How severe does this issue affect your experience of using Ray?
- High: It blocks me to complete my task.
I’m using xgboost_ray package to train an xgboost model.
The data is loaded from ray.Dataset to RayDMatrix. I’m giving 2 actors and 1 cpu per actor as RayParams.
def load_data(path: str) -> RayDMatrix:
ds = ray.data.read_parquet(path)
label_col = ds.schema().names[-1] # User needs to ensure that the last column is the label column
return RayDMatrix(ds, label=label_col)
The path is a directory in google cloud storage. The training process:
@remote(num_cpu=1, max_task_retries=3, max_restarts=3)
def MyTrainer:
def training_pipeline():
train_dtrain = load_data("gs://my_bucket/my_dir_with_parquet_files")
xgb_reg_model = xgboost_ray.train(param, train_dtrain, RayParams(num_actors=2, cpus_per_actor=1), early_stopping_rounds=int(param['early_stopping_rounds']), num_boost_round=int(param['n_estimators']), evals=[(train_dtrain, 'train')],
evals_result=result, verbose_eval=True, xgb_model=model)

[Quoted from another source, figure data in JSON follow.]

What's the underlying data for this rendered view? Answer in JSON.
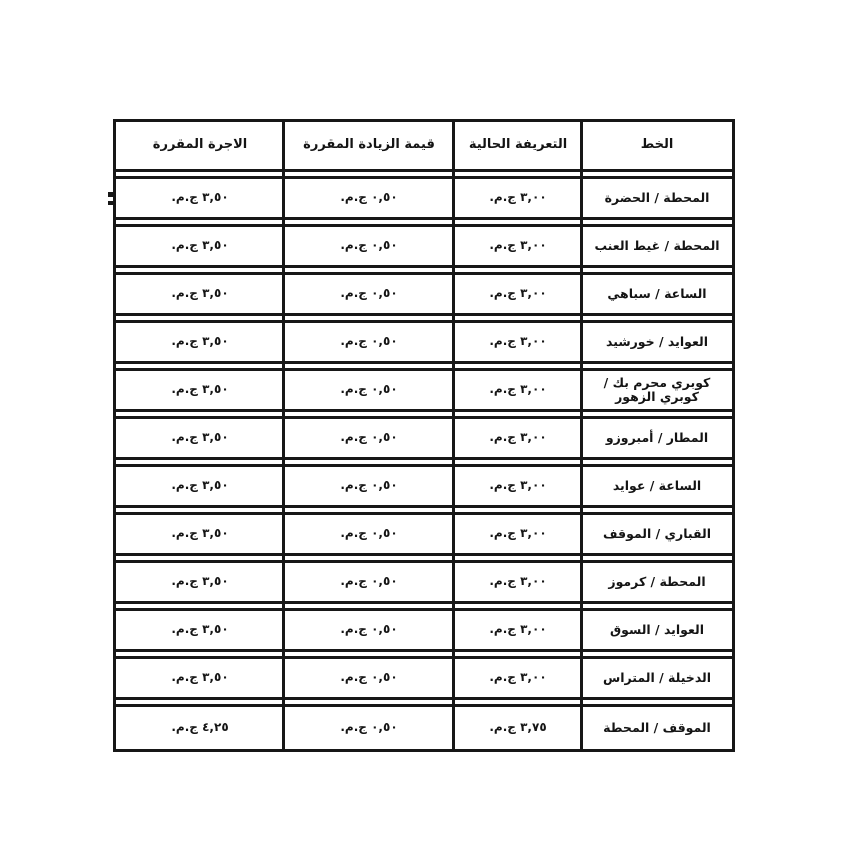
{
  "page": {
    "kind": "scanned-fare-table",
    "background_color": "#ffffff",
    "ink_color": "#171717",
    "currency_unit": "ج.م."
  },
  "table": {
    "columns": [
      {
        "key": "line",
        "label": "الخط"
      },
      {
        "key": "current",
        "label": "التعريفة الحالية"
      },
      {
        "key": "increase",
        "label": "قيمة الزيادة المقررة"
      },
      {
        "key": "fare",
        "label": "الاجرة المقررة"
      }
    ],
    "rows": [
      {
        "line": "المحطة / الحضرة",
        "current": "٣,٠٠ ج.م.",
        "increase": "٠,٥٠ ج.م.",
        "fare": "٣,٥٠ ج.م."
      },
      {
        "line": "المحطة / غيط العنب",
        "current": "٣,٠٠ ج.م.",
        "increase": "٠,٥٠ ج.م.",
        "fare": "٣,٥٠ ج.م."
      },
      {
        "line": "الساعة / سباهي",
        "current": "٣,٠٠ ج.م.",
        "increase": "٠,٥٠ ج.م.",
        "fare": "٣,٥٠ ج.م."
      },
      {
        "line": "العوايد / خورشيد",
        "current": "٣,٠٠ ج.م.",
        "increase": "٠,٥٠ ج.م.",
        "fare": "٣,٥٠ ج.م."
      },
      {
        "line": "كوبري محرم بك / كوبري الزهور",
        "current": "٣,٠٠ ج.م.",
        "increase": "٠,٥٠ ج.م.",
        "fare": "٣,٥٠ ج.م."
      },
      {
        "line": "المطار / أمبروزو",
        "current": "٣,٠٠ ج.م.",
        "increase": "٠,٥٠ ج.م.",
        "fare": "٣,٥٠ ج.م."
      },
      {
        "line": "الساعة / عوايد",
        "current": "٣,٠٠ ج.م.",
        "increase": "٠,٥٠ ج.م.",
        "fare": "٣,٥٠ ج.م."
      },
      {
        "line": "القباري / الموقف",
        "current": "٣,٠٠ ج.م.",
        "increase": "٠,٥٠ ج.م.",
        "fare": "٣,٥٠ ج.م."
      },
      {
        "line": "المحطة / كرموز",
        "current": "٣,٠٠ ج.م.",
        "increase": "٠,٥٠ ج.م.",
        "fare": "٣,٥٠ ج.م."
      },
      {
        "line": "العوايد / السوق",
        "current": "٣,٠٠ ج.م.",
        "increase": "٠,٥٠ ج.م.",
        "fare": "٣,٥٠ ج.م."
      },
      {
        "line": "الدخيلة / المتراس",
        "current": "٣,٠٠ ج.م.",
        "increase": "٠,٥٠ ج.م.",
        "fare": "٣,٥٠ ج.م."
      },
      {
        "line": "الموقف / المحطة",
        "current": "٣,٧٥ ج.م.",
        "increase": "٠,٥٠ ج.م.",
        "fare": "٤,٢٥ ج.م."
      }
    ]
  }
}
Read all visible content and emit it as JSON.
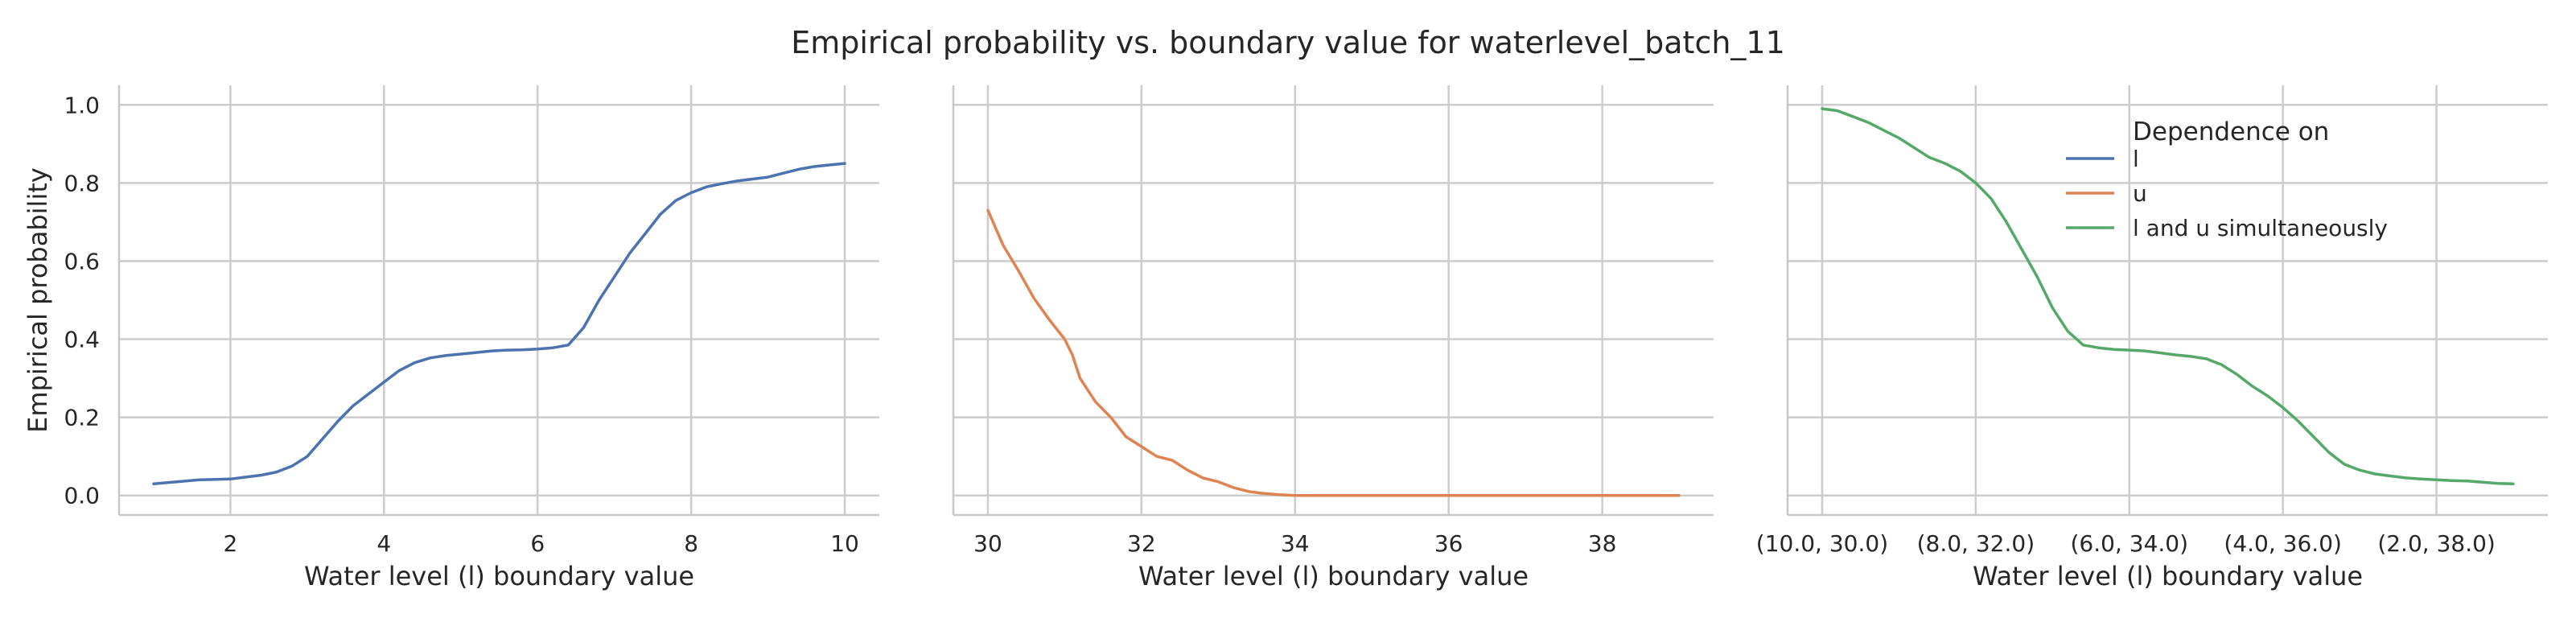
{
  "figure": {
    "title": "Empirical probability vs. boundary value for waterlevel_batch_11",
    "ylabel": "Empirical probability",
    "legend": {
      "title": "Dependence on",
      "placement": "top-right",
      "entries": [
        {
          "label": "l",
          "color": "#4c72b0"
        },
        {
          "label": "u",
          "color": "#dd8452"
        },
        {
          "label": "l and u simultaneously",
          "color": "#55a868"
        }
      ]
    }
  },
  "chart_data": [
    {
      "type": "line",
      "xlabel": "Water level (l) boundary value",
      "ylabel": "Empirical probability",
      "xlim": [
        0.55,
        10.45
      ],
      "ylim": [
        -0.05,
        1.05
      ],
      "xticks": [
        2,
        4,
        6,
        8,
        10
      ],
      "xtick_labels": [
        "2",
        "4",
        "6",
        "8",
        "10"
      ],
      "yticks": [
        0.0,
        0.2,
        0.4,
        0.6,
        0.8,
        1.0
      ],
      "ytick_labels": [
        "0.0",
        "0.2",
        "0.4",
        "0.6",
        "0.8",
        "1.0"
      ],
      "grid": true,
      "series": [
        {
          "name": "l",
          "color": "#4c72b0",
          "x": [
            1.0,
            1.3,
            1.6,
            2.0,
            2.2,
            2.4,
            2.6,
            2.8,
            3.0,
            3.2,
            3.4,
            3.6,
            3.8,
            4.0,
            4.2,
            4.4,
            4.6,
            4.8,
            5.0,
            5.2,
            5.4,
            5.6,
            5.8,
            6.0,
            6.2,
            6.4,
            6.6,
            6.8,
            7.0,
            7.2,
            7.4,
            7.6,
            7.8,
            8.0,
            8.2,
            8.4,
            8.6,
            8.8,
            9.0,
            9.2,
            9.4,
            9.6,
            9.8,
            10.0
          ],
          "y": [
            0.03,
            0.035,
            0.04,
            0.042,
            0.047,
            0.052,
            0.06,
            0.075,
            0.1,
            0.145,
            0.19,
            0.23,
            0.26,
            0.29,
            0.32,
            0.34,
            0.352,
            0.358,
            0.362,
            0.366,
            0.37,
            0.372,
            0.373,
            0.375,
            0.378,
            0.385,
            0.43,
            0.5,
            0.56,
            0.62,
            0.67,
            0.72,
            0.755,
            0.775,
            0.79,
            0.798,
            0.805,
            0.81,
            0.815,
            0.825,
            0.835,
            0.842,
            0.846,
            0.85
          ]
        }
      ]
    },
    {
      "type": "line",
      "xlabel": "Water level (l) boundary value",
      "ylabel": "",
      "xlim": [
        29.55,
        39.45
      ],
      "ylim": [
        -0.05,
        1.05
      ],
      "xticks": [
        30,
        32,
        34,
        36,
        38
      ],
      "xtick_labels": [
        "30",
        "32",
        "34",
        "36",
        "38"
      ],
      "yticks": [
        0.0,
        0.2,
        0.4,
        0.6,
        0.8,
        1.0
      ],
      "ytick_labels": [],
      "grid": true,
      "series": [
        {
          "name": "u",
          "color": "#dd8452",
          "x": [
            30.0,
            30.2,
            30.4,
            30.6,
            30.8,
            31.0,
            31.1,
            31.2,
            31.4,
            31.6,
            31.8,
            32.0,
            32.2,
            32.4,
            32.6,
            32.8,
            33.0,
            33.2,
            33.4,
            33.6,
            33.8,
            34.0,
            34.5,
            35.0,
            36.0,
            37.0,
            38.0,
            39.0
          ],
          "y": [
            0.73,
            0.64,
            0.575,
            0.505,
            0.45,
            0.4,
            0.36,
            0.3,
            0.24,
            0.2,
            0.15,
            0.125,
            0.1,
            0.09,
            0.065,
            0.045,
            0.035,
            0.02,
            0.01,
            0.005,
            0.002,
            0.0,
            0.0,
            0.0,
            0.0,
            0.0,
            0.0,
            0.0
          ]
        }
      ]
    },
    {
      "type": "line",
      "xlabel": "Water level (l) boundary value",
      "ylabel": "",
      "xlim": [
        -0.45,
        9.45
      ],
      "ylim": [
        -0.05,
        1.05
      ],
      "xticks": [
        0,
        2,
        4,
        6,
        8
      ],
      "xtick_labels": [
        "(10.0, 30.0)",
        "(8.0, 32.0)",
        "(6.0, 34.0)",
        "(4.0, 36.0)",
        "(2.0, 38.0)"
      ],
      "yticks": [
        0.0,
        0.2,
        0.4,
        0.6,
        0.8,
        1.0
      ],
      "ytick_labels": [],
      "grid": true,
      "series": [
        {
          "name": "l and u simultaneously",
          "color": "#55a868",
          "x": [
            0.0,
            0.2,
            0.4,
            0.6,
            0.8,
            1.0,
            1.2,
            1.4,
            1.6,
            1.8,
            2.0,
            2.2,
            2.4,
            2.6,
            2.8,
            3.0,
            3.2,
            3.4,
            3.6,
            3.8,
            4.0,
            4.2,
            4.4,
            4.6,
            4.8,
            5.0,
            5.2,
            5.4,
            5.6,
            5.8,
            6.0,
            6.2,
            6.4,
            6.6,
            6.8,
            7.0,
            7.2,
            7.4,
            7.6,
            7.8,
            8.0,
            8.2,
            8.4,
            8.6,
            8.8,
            9.0
          ],
          "y": [
            0.99,
            0.985,
            0.97,
            0.955,
            0.935,
            0.915,
            0.89,
            0.865,
            0.85,
            0.83,
            0.8,
            0.76,
            0.7,
            0.63,
            0.56,
            0.48,
            0.42,
            0.385,
            0.378,
            0.374,
            0.372,
            0.37,
            0.365,
            0.36,
            0.356,
            0.35,
            0.335,
            0.31,
            0.28,
            0.255,
            0.225,
            0.19,
            0.15,
            0.11,
            0.08,
            0.065,
            0.055,
            0.05,
            0.045,
            0.042,
            0.04,
            0.038,
            0.037,
            0.034,
            0.031,
            0.03
          ]
        }
      ]
    }
  ]
}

my_trainer_instance = MyTrainer()
ray_ref = my_training_instance.training_pipeline.remote()
ray.get(ray_ref)
Got the error:
INFO:__main__:ray job finished with state: FAILED
ERROR:__main__:
error trace back: Job failed due to an application error, last available logs (truncated to 20,000 chars):
File "/home/ray/anaconda3/lib/python3.10/site-packages/xgboost_ray/main.py", line 1598, in train
bst, train_evals_result, train_additional_results = _train(
File "/home/ray/anaconda3/lib/python3.10/site-packages/xgboost_ray/main.py", line 1134, in _train
dtrain.assert_enough_shards_for_actors(num_actors=ray_params.num_actors)
File "/home/ray/anaconda3/lib/python3.10/site-packages/xgboost_ray/matrix.py", line 884, in assert_enough_shards_for_actors
self.loader.assert_enough_shards_for_actors(num_actors=num_actors)

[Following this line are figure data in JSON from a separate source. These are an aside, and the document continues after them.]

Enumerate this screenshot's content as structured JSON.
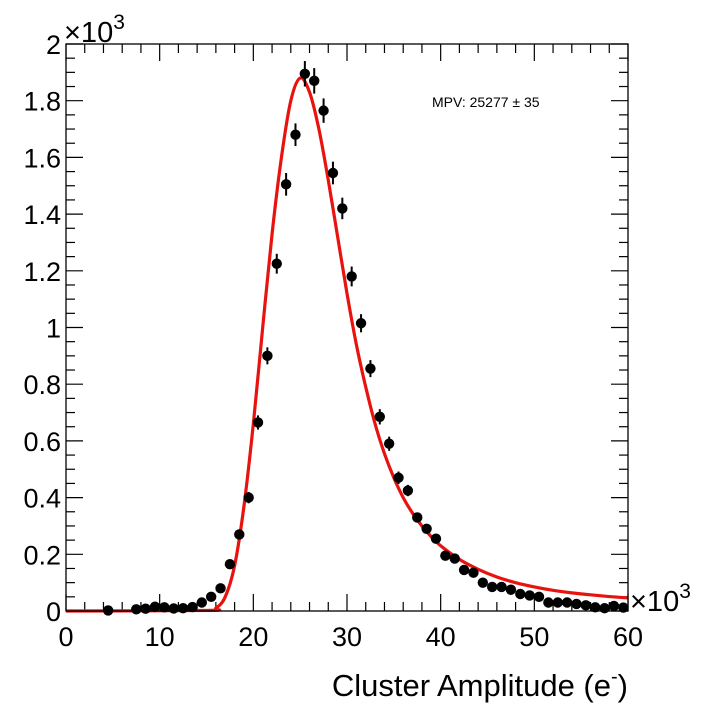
{
  "chart_data": {
    "type": "scatter",
    "xlabel": "Cluster Amplitude (e",
    "xlabel_superscript": "-",
    "xlabel_close": ")",
    "x_multiplier_label": "×10",
    "x_multiplier_exp": "3",
    "y_multiplier_label": "×10",
    "y_multiplier_exp": "3",
    "xlim": [
      0,
      60
    ],
    "ylim": [
      0,
      2
    ],
    "x_ticks": [
      0,
      10,
      20,
      30,
      40,
      50,
      60
    ],
    "x_tick_labels": [
      "0",
      "10",
      "20",
      "30",
      "40",
      "50",
      "60"
    ],
    "y_ticks": [
      0,
      0.2,
      0.4,
      0.6,
      0.8,
      1,
      1.2,
      1.4,
      1.6,
      1.8,
      2
    ],
    "y_tick_labels": [
      "0",
      "0.2",
      "0.4",
      "0.6",
      "0.8",
      "1",
      "1.2",
      "1.4",
      "1.6",
      "1.8",
      "2"
    ],
    "annotation": "MPV: 25277 ± 35",
    "colors": {
      "data": "#000000",
      "fit": "#e8130f",
      "frame": "#000000"
    },
    "series": [
      {
        "name": "data",
        "x": [
          4.5,
          7.5,
          8.5,
          9.5,
          10.5,
          11.5,
          12.5,
          13.5,
          14.5,
          15.5,
          16.5,
          17.5,
          18.5,
          19.5,
          20.5,
          21.5,
          22.5,
          23.5,
          24.5,
          25.5,
          26.5,
          27.5,
          28.5,
          29.5,
          30.5,
          31.5,
          32.5,
          33.5,
          34.5,
          35.5,
          36.5,
          37.5,
          38.5,
          39.5,
          40.5,
          41.5,
          42.5,
          43.5,
          44.5,
          45.5,
          46.5,
          47.5,
          48.5,
          49.5,
          50.5,
          51.5,
          52.5,
          53.5,
          54.5,
          55.5,
          56.5,
          57.5,
          58.5,
          59.5
        ],
        "y": [
          0.002,
          0.006,
          0.008,
          0.015,
          0.013,
          0.009,
          0.01,
          0.014,
          0.03,
          0.05,
          0.08,
          0.165,
          0.27,
          0.4,
          0.665,
          0.9,
          1.225,
          1.505,
          1.68,
          1.895,
          1.87,
          1.765,
          1.545,
          1.42,
          1.18,
          1.015,
          0.855,
          0.685,
          0.59,
          0.47,
          0.425,
          0.33,
          0.29,
          0.255,
          0.195,
          0.185,
          0.145,
          0.135,
          0.1,
          0.085,
          0.085,
          0.075,
          0.06,
          0.055,
          0.05,
          0.03,
          0.03,
          0.03,
          0.025,
          0.02,
          0.013,
          0.01,
          0.018,
          0.012
        ],
        "yerr": [
          0,
          0,
          0,
          0,
          0,
          0,
          0,
          0,
          0,
          0,
          0,
          0,
          0.015,
          0.02,
          0.025,
          0.03,
          0.035,
          0.04,
          0.04,
          0.045,
          0.045,
          0.043,
          0.04,
          0.038,
          0.035,
          0.032,
          0.03,
          0.027,
          0.025,
          0.022,
          0.02,
          0,
          0,
          0,
          0,
          0,
          0,
          0,
          0,
          0,
          0,
          0,
          0,
          0,
          0,
          0,
          0,
          0,
          0,
          0,
          0,
          0,
          0,
          0
        ]
      },
      {
        "name": "fit",
        "type": "line",
        "x": [
          0,
          15,
          16,
          17,
          18,
          19,
          20,
          21,
          22,
          23,
          24,
          25,
          26,
          27,
          28,
          29,
          30,
          31,
          32,
          33,
          34,
          35,
          36,
          37,
          38,
          39,
          40,
          42,
          44,
          46,
          48,
          50,
          52,
          54,
          56,
          58,
          60
        ],
        "y": [
          0,
          0.002,
          0.01,
          0.05,
          0.16,
          0.37,
          0.66,
          1.0,
          1.33,
          1.6,
          1.8,
          1.88,
          1.83,
          1.7,
          1.52,
          1.32,
          1.12,
          0.94,
          0.79,
          0.66,
          0.555,
          0.47,
          0.4,
          0.345,
          0.3,
          0.262,
          0.23,
          0.182,
          0.147,
          0.12,
          0.1,
          0.085,
          0.073,
          0.064,
          0.057,
          0.051,
          0.046
        ]
      }
    ]
  }
}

File "/home/ray/anaconda3/lib/python3.10/site-packages/xgboost_ray/matrix.py", line 569, in assert_enough_shards_for_actors
raise RuntimeError(
RuntimeError: Trying to shard data for 2 actors, but the maximum number of shards is 1. If you want to shard the dataset by rows, conside
r centralized loading by passing `distributed=False` to the `RayDMatrix`. Otherwise consider using fewer actors or re-partitioning your d
ata.
Questions:
-
I understood my error since there is only one parquet file in my directory. : https://github.com/ray-project/xgboost_ray:
Centralized loading is used when you pass centralized in-memory dataframes, such as Pandas dataframes ... such as a single CSV or Parquet file.
What if I first read the file into a ray Dataset and then load it into RayDMatrix? Does it still use centralised loading? -
It seems that it’s required to give a list of file names to enable distributed loading, even if a directory contains multiple parquet files is given, it’s still using centralised data loading.
-
Should I directly read parquet files to RayDMatrix instead of using RayDataset as intermediate? However since I don’t know the label_col before hand, I used ray dataset to get the column names.
-
Does centralized loading mean that it will require more memory or is it slower? And if using centralized loading, how many shards will the head node create, is it the number of actors given in the train func?
-
What is the relationship between the cpu_per_actor and the resource requested by the ray actor (MyTrainer) which contains the training logic, where I have the
@remote(num_cpu=1)
?
If I useRayParams(num_actors=2, cpus_per_actor=1)
in the train function and@remote(num_cpu=1)
on the MyTrainer, it seems that in total 3 actors are created. What would be the logical resource required to schedule this training job? 3 cpus?
- Another thing I noticed was that scaling up was triggered at almost the end of the training job, it scaled up to 5 worker nodes from 1 worker node, although there is enough cpus on my worker node. And all the new workers got killed very quickly since the training job is done. It seemed that it was retrying something? Any suggestions to avoid the unneeded scale up?
103e[2me[36m(_RemoteRayXGBoostActor pid=1050, ip=10.52.5.2)e[0m 2023-07-07 08:31:31,139 INFO main.py:1254 -- Training in progress (31 seconds since last restart).
And I noticed there is one task that failed in each of the training actors.